Como foram a fuga e o resgate
O Fantástico mostrou o caso de Luckas
e Phelipe, que são da capital paulista, em dezembro do ano passado. Os dois aceitaram promessas falsas de emprego e acabaram sendo
vítimas de tráfico humano em KK Park, em Mianmar.

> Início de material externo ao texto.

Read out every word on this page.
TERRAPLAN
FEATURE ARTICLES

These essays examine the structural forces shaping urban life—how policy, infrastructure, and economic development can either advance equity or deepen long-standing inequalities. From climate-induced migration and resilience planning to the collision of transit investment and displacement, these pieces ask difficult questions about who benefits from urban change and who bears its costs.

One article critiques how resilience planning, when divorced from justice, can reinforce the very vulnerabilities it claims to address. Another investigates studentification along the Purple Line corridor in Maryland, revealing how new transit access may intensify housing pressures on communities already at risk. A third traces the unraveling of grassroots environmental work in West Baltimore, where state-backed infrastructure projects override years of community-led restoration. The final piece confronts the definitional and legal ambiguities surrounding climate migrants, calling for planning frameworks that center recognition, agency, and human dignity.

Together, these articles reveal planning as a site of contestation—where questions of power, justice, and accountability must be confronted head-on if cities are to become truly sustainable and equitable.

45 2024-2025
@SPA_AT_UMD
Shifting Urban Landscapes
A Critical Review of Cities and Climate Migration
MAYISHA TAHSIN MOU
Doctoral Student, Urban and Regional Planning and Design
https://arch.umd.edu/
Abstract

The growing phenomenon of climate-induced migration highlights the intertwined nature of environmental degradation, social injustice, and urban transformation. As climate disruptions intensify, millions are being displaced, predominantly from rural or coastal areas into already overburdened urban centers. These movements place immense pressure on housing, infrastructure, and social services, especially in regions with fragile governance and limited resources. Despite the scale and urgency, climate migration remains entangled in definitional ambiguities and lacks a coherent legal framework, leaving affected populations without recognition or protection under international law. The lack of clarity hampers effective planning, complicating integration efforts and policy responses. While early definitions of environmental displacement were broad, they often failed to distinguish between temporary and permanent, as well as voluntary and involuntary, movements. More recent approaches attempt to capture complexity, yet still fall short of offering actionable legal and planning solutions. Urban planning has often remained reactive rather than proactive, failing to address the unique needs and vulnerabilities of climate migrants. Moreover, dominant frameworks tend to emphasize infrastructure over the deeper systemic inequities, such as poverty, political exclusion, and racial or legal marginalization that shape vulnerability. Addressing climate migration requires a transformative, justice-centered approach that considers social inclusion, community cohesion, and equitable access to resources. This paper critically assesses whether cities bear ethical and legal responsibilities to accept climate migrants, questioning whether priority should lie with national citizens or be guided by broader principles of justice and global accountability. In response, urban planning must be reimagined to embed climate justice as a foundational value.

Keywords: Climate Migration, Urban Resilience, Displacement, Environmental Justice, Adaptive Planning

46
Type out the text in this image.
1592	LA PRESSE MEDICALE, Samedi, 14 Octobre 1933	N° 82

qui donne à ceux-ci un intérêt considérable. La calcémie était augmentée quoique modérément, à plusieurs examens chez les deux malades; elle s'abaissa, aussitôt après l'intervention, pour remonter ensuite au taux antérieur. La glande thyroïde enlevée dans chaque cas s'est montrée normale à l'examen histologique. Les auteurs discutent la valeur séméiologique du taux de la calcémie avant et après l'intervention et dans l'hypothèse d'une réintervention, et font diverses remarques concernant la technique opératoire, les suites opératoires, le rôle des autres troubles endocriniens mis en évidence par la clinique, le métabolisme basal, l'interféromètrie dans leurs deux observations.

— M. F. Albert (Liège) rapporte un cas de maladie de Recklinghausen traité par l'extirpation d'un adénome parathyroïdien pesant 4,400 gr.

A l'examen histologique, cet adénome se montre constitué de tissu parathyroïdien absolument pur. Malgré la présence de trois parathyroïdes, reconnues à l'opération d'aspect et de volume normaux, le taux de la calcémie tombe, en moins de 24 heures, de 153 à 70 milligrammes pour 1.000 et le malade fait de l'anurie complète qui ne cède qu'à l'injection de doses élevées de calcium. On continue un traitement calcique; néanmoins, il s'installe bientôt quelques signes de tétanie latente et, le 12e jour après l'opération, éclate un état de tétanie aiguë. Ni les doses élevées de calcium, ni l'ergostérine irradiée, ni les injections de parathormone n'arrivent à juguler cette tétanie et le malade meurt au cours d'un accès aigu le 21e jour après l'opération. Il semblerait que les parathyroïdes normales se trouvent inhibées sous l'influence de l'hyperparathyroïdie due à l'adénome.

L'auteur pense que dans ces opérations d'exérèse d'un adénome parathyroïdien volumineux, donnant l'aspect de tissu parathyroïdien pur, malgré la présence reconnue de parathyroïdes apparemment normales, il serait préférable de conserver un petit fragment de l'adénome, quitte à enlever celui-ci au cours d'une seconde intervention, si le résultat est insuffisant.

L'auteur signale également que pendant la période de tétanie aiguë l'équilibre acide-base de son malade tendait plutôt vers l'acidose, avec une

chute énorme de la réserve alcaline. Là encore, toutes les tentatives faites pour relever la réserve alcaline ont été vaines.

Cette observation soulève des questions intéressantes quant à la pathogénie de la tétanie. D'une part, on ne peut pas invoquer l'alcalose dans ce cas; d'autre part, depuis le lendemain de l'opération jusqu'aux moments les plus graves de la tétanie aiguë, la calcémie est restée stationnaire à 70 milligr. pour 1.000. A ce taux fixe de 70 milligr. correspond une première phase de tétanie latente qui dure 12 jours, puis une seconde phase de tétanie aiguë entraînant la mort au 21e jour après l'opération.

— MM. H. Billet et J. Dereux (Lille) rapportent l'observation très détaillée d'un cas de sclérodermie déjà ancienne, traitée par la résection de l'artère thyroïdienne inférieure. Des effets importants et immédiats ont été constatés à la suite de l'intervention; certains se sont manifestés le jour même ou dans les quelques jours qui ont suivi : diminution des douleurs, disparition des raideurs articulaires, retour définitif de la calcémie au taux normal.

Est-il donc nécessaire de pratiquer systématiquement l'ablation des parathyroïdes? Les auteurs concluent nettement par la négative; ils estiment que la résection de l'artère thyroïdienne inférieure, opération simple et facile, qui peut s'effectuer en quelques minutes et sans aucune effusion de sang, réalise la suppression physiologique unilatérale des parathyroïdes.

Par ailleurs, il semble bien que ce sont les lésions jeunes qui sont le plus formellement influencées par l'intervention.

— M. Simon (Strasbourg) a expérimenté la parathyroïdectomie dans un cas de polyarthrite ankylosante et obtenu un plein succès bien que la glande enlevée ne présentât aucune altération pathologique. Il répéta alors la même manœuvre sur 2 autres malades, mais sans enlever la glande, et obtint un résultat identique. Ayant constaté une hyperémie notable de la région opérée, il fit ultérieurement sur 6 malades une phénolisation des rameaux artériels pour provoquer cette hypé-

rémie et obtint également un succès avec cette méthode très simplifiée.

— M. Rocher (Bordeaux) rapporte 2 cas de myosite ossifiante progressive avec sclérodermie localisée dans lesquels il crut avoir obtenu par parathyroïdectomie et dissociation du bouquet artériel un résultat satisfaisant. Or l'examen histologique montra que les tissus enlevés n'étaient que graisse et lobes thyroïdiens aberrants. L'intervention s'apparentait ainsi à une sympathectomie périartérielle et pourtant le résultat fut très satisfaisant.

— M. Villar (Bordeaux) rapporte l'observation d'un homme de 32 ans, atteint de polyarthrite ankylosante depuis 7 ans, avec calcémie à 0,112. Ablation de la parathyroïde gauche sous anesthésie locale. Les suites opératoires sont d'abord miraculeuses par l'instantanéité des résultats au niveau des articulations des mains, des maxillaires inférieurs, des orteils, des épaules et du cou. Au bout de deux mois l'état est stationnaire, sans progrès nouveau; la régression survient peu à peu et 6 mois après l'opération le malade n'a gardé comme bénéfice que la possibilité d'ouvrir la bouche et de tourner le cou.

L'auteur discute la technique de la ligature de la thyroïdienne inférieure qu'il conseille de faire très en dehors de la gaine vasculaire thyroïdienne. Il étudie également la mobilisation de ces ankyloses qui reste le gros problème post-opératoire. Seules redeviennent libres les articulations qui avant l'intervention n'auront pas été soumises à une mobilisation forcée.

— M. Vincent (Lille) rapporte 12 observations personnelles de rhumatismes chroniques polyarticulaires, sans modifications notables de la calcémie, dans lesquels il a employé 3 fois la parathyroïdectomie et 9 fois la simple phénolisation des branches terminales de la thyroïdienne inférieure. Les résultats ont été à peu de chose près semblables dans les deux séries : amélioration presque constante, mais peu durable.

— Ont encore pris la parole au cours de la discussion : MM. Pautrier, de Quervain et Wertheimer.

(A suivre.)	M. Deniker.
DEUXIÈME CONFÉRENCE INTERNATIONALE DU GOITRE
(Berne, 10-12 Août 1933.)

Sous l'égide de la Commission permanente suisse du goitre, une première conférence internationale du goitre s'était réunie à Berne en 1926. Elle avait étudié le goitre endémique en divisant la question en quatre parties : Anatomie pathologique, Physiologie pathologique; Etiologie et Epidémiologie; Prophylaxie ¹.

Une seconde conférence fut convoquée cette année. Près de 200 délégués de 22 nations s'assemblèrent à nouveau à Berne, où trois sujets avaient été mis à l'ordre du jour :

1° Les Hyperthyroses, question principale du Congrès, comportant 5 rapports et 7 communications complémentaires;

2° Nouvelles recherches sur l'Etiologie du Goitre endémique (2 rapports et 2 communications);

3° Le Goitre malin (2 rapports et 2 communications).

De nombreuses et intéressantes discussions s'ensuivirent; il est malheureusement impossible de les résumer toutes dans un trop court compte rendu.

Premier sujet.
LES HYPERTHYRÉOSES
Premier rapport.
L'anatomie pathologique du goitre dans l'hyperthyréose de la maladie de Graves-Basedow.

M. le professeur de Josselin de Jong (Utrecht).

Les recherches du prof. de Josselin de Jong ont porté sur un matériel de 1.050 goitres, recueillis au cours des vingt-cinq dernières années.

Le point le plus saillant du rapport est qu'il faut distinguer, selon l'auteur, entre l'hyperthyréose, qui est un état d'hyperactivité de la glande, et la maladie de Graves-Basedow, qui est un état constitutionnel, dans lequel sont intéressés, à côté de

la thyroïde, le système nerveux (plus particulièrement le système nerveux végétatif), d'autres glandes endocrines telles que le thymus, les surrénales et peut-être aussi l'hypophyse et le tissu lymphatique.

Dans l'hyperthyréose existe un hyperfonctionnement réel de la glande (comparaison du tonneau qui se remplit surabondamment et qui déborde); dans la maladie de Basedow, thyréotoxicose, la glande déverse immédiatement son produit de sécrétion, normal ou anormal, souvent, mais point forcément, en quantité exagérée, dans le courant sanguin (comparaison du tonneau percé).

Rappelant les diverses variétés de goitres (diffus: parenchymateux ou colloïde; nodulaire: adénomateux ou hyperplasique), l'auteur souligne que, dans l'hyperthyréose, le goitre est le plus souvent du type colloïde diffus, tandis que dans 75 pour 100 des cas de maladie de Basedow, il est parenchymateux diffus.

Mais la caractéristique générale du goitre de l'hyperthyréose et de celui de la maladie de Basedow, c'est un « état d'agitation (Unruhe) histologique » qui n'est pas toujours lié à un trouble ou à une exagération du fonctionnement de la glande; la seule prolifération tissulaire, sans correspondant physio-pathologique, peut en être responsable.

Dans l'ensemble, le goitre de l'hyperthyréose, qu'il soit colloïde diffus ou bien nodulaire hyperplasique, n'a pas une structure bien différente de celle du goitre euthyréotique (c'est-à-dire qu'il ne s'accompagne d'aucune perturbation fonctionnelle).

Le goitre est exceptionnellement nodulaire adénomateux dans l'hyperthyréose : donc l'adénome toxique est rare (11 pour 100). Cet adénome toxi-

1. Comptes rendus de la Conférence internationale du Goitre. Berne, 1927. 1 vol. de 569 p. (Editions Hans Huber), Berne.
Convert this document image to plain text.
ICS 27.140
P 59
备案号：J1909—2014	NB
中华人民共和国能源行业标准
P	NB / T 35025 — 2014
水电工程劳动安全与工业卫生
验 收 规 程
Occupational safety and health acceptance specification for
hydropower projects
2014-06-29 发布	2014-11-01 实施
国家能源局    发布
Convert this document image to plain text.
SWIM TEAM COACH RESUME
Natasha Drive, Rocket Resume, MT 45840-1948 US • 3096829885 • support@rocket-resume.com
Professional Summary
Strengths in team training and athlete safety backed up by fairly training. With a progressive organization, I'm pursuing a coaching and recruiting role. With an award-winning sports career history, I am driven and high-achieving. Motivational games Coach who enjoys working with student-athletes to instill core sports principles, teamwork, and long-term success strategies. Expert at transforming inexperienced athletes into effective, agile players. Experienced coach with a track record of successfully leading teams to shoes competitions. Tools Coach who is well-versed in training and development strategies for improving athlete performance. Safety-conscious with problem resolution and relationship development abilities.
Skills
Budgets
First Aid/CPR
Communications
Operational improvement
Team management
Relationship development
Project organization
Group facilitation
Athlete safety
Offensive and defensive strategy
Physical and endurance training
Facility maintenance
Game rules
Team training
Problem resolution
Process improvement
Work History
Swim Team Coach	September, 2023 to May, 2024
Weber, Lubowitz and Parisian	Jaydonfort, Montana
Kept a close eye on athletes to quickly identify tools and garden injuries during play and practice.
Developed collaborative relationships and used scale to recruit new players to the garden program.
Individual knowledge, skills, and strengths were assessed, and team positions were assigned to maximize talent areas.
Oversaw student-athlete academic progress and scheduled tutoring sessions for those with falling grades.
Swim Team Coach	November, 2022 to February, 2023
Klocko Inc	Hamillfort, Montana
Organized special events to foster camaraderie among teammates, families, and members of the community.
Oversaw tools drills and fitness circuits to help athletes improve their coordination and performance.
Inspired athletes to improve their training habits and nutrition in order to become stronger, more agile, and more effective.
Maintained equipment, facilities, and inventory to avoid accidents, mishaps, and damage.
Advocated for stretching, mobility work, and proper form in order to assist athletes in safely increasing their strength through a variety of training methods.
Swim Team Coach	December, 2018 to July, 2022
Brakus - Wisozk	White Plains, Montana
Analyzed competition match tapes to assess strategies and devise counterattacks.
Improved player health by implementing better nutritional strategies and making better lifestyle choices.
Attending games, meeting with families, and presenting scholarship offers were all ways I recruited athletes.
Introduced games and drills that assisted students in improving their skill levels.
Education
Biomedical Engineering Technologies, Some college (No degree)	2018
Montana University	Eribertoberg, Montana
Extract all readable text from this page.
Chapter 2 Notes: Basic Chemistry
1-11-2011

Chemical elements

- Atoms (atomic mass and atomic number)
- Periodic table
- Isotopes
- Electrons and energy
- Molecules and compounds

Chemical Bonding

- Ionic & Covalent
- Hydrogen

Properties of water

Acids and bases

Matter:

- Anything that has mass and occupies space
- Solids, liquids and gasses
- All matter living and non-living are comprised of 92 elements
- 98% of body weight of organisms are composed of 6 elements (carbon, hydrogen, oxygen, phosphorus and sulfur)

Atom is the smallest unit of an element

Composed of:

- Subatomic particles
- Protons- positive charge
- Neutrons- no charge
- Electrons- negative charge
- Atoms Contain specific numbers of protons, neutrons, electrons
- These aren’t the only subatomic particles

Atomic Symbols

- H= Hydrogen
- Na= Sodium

O local é considerado uma
"fábrica de golpes online" e ambos foram escravizados para aplicarem
golpes.
Phelipe e Luckas conseguiram fugir entre a noite de
sábado (8) e a madrugada de domingo (9) ao lado de centenas de imigrantes e
foram detidos por agentes do DKBA (Exército Democrático Karen Budista).
Na sequência, eles foram levados para um centro de
detenção da DKB, que fica em Mianmar, onde esperaram pela transferência para
Tailândia.
Ao g1,
Cíntia Meirelles, diretora da ONG The Exodus Road, explicou que a fuga foi
combinada pelos reféns, que conseguiram avisar familiares e ativistas sem que
fossem descobertos pelos mafiosos.
Como a ONG estava em diálogo com representantes do
governo da Tailândia para que 361 imigrantes fossem libertados de Mianmar,
Phelipe e Luckas acabaram incluídos nessa lista.
Segundo ela, ao chegarem na Tailândia, os
brasileiros ainda ficarão em um centro de detenção como parte de um
procedimento legal e serão liberados em seguida.
"No caso deles, a gente já tem toda a
documentação. É um procedimento legal e, em 15 dias, eles serão liberados.
Tendo a liberação, vão ser encaminhados para a embaixada que deve, aí sim,
cumprir o repatriamento", ressaltou.
Em nota, o Itamaraty informou que tomou
conhecimento do caso "com grande satisfação, da liberação de dois
brasileiros vítimas de tráfico de pessoas na fronteira entre Myanmar e
Tailândia".
"O Itamaraty, por meio de suas Embaixadas em
Yangon, no Myanmar, e em Bangkok, na Tailândia, vinha solicitando os esforços
das autoridades competentes, desde outubro do ano passado, para a liberação dos
nacionais. O tema foi também tratado pela Embaixadora Maria Laura da Rocha, na
ocasião na qualidade de Ministra substituta, durante a IV Sessão de Consultas
Políticas Brasil-Myanmar, realizada em Brasília, em 28 de janeiro último. Em
suas gestões, a Embaixadora Maria Laura da Rocha reforçou a necessidade de
esforços contínuos para localizá-los e resgatá-los", afirmou.
O Itamaraty também afirmou que o setor consular
manteve contato permanente com as famílias.
<><> Entenda o caso
Em entrevista ao Fantástico em
dezembro de 2024, Cleide Viana contou que o filho Luckas, que tem conhecidos na
Ásia, recebeu uma proposta para trabalhar em um cassino nas Filipinas.
Contudo, quando o cassino fechou, ele não tinha
dinheiro para voltar ao Brasil. Então, recebeu pelo Telegram o convite para
trabalhar num hostel (albergue) na Tailândia, mas se tornou refém de uma máfia.
"Ele falou que ia para Tailândia que lá era
mais barato e que o dinheiro que tinha dava para ir para lá. Estranhei o
primeiro telefonema porque ele disse que não estava bem", afirmou.
Também pelo Telegram, Phelipe de Moura Ferreira
recebeu uma proposta de trabalho numa central telefônica na Tailândia e topou.
Após aceitar a oferta, ele desapareceu.
Dias depois, conseguiu entrar em contato com a
família rapidamente pelo computador da empresa quando não tinha ninguém por
perto o monitorando. Passaportes e celulares foram apreendidos.
O jovem relatou à família que tinha sido
aprisionado por uma máfia de golpes cibernéticos. "Um dos chefes disse que
eu precisava trazer resultado para a empresa. Senão, eu iria ser agredido até
sexta-feira, que é amanhã. A gente tá fazendo tudo para tentar se manter
vivo", disse Phelipe, em mensagem enviada para o pai no ano passado.
*A DW alterou o nome das
vítimas do KK Park por razões de segurança.